The climate change young leaders said this in the Capital Lilongwe when the Ministry of Forestry and Natural Resources-which is the focal point for the climate convention, Paris Agreement and Kyoto Protocol in Malawi-prepared the young leaders in case they intend to participate at the COP 26.
Malawi Scotland Partnership organized and financed the meeting which brought together about forty climate change young leaders from across the country.
The young leaders, who implement interventions that support vulnerable communities adapt to effects of climate change, claim they know the real issues on the ground-hence their voices must be heard either through direct or indirect representation at COP 26.
“We are never included whenever consultations about climate change are being conducted. We are now saying it is high time our concerns are heard. The incoming COP 26 offers that opportunity,” said Mwaiwawo Chitsamba, from Area 36 in Lilongwe.
And Temwani Kaponda, from Rumphi, concurred with Chitsamba, adding that the COP 26 must not just be a mere talk show on climate change issues.
“Our actions on the ground may not be popularly known. But we are contributing alot to the safety of communities and the environment,” said Kaponda, who is also leading an organization known as Vision Cleaners Association.
The COP 26, postponed this year due to the Coronavirus pandemic, will be hosted by the United Kingdom (UK) in Glasgow on 1-12 November, 2021.
The summit will bring parties together to accelerate action towards the goals of the Paris Agreement and the UN Framework Convention on Climate Change.
Reacting to the demands of the climate change young leaders, the Chief Environmental Officer in the Ministry of Forestry and Natural Ressources, Evance Njewa, said the youths are raising genuine concerns.
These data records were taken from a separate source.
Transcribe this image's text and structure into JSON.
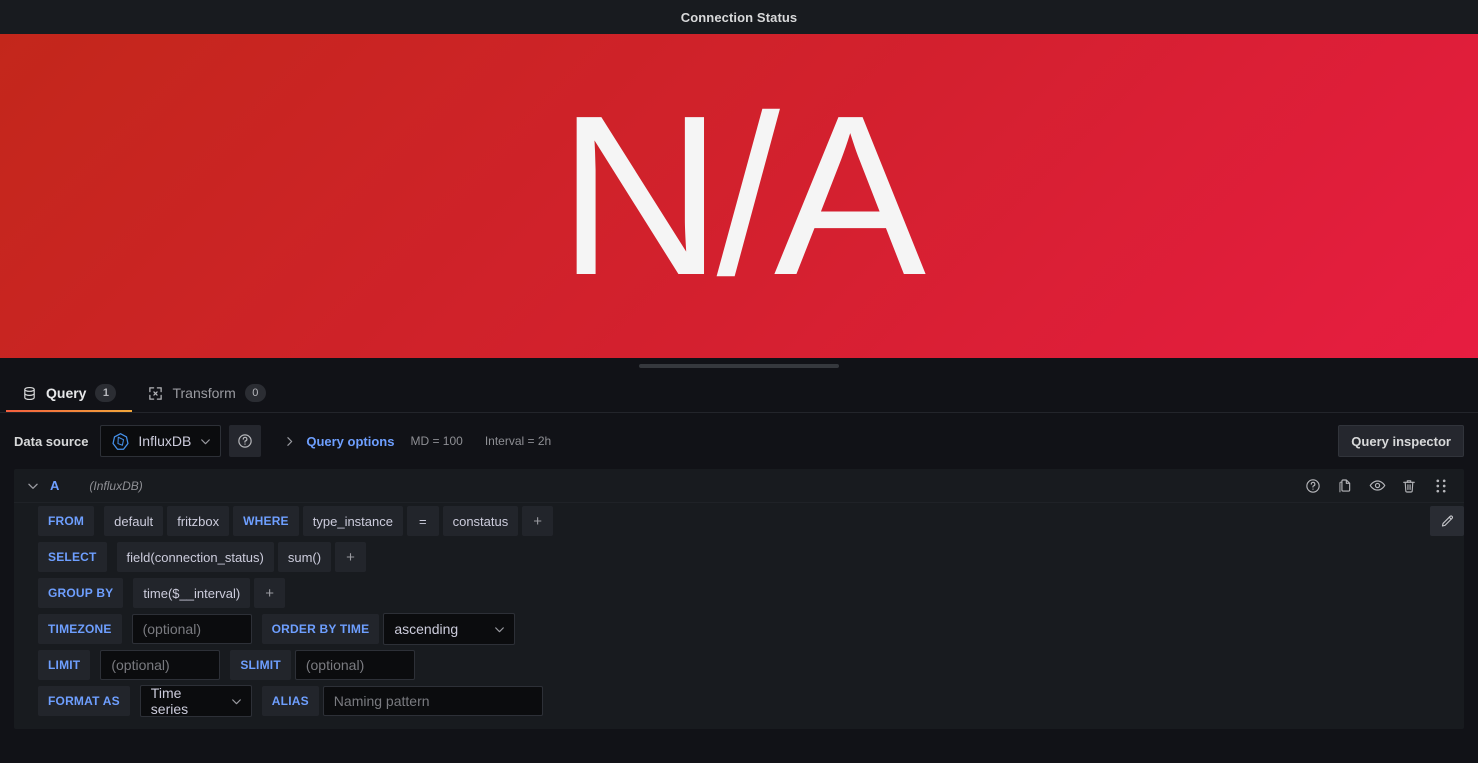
{
  "panel": {
    "title": "Connection Status",
    "value": "N/A",
    "background_start": "#c3271b",
    "background_end": "#e71d41"
  },
  "tabs": [
    {
      "label": "Query",
      "count": "1",
      "icon": "database-icon",
      "active": true
    },
    {
      "label": "Transform",
      "count": "0",
      "icon": "transform-icon",
      "active": false
    }
  ],
  "datasource_row": {
    "label": "Data source",
    "selected": "InfluxDB",
    "help_icon": "question-circle-icon",
    "query_options": {
      "title": "Query options",
      "max_data_points": "MD = 100",
      "interval": "Interval = 2h"
    },
    "query_inspector": "Query inspector"
  },
  "query": {
    "ref_id": "A",
    "datasource_hint": "(InfluxDB)",
    "actions": [
      {
        "name": "help-icon",
        "title": "Show data source help"
      },
      {
        "name": "copy-icon",
        "title": "Duplicate query"
      },
      {
        "name": "eye-icon",
        "title": "Disable/enable query"
      },
      {
        "name": "trash-icon",
        "title": "Remove query"
      },
      {
        "name": "drag-handle-icon",
        "title": "Drag and drop to reorder"
      }
    ],
    "edit_sql_icon": "pencil-icon",
    "rows": {
      "from": {
        "keyword": "FROM",
        "policy": "default",
        "measurement": "fritzbox",
        "where_keyword": "WHERE",
        "tag_key": "type_instance",
        "operator": "=",
        "tag_value": "constatus",
        "add": "+"
      },
      "select": {
        "keyword": "SELECT",
        "field": "field(connection_status)",
        "aggregate": "sum()",
        "add": "+"
      },
      "group_by": {
        "keyword": "GROUP BY",
        "time": "time($__interval)",
        "add": "+"
      },
      "timezone": {
        "keyword": "TIMEZONE",
        "value": "",
        "placeholder": "(optional)",
        "order_keyword": "ORDER BY TIME",
        "order_value": "ascending"
      },
      "limit": {
        "keyword": "LIMIT",
        "value": "",
        "placeholder": "(optional)",
        "slimit_keyword": "SLIMIT",
        "slimit_value": "",
        "slimit_placeholder": "(optional)"
      },
      "format": {
        "keyword": "FORMAT AS",
        "value": "Time series",
        "alias_keyword": "ALIAS",
        "alias_value": "",
        "alias_placeholder": "Naming pattern"
      }
    }
  }
}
Njewa, who is also one of the climate change negotiators for Malawi, added that the presence of climate change young leaders is a good start towards involvement of young people in advancement of climate change issues.
“For our future and planet to be safe, we need to consider intergenerational equity. The youths must be involved from the start of everything to do with climate change. For example, we must engage the youths in solving the climate crisis or climate emergency, now.
“After all, they have already shown that they are Keen, have goals and wish to work with government in advancing climate change issues. We need to empower these youths to enable them support vulnerable communities with adaptation measures so that they are able to have food and nutrition security, water and other necessities,” said Njewa, who was the main speaker at the Lilongwe meeting.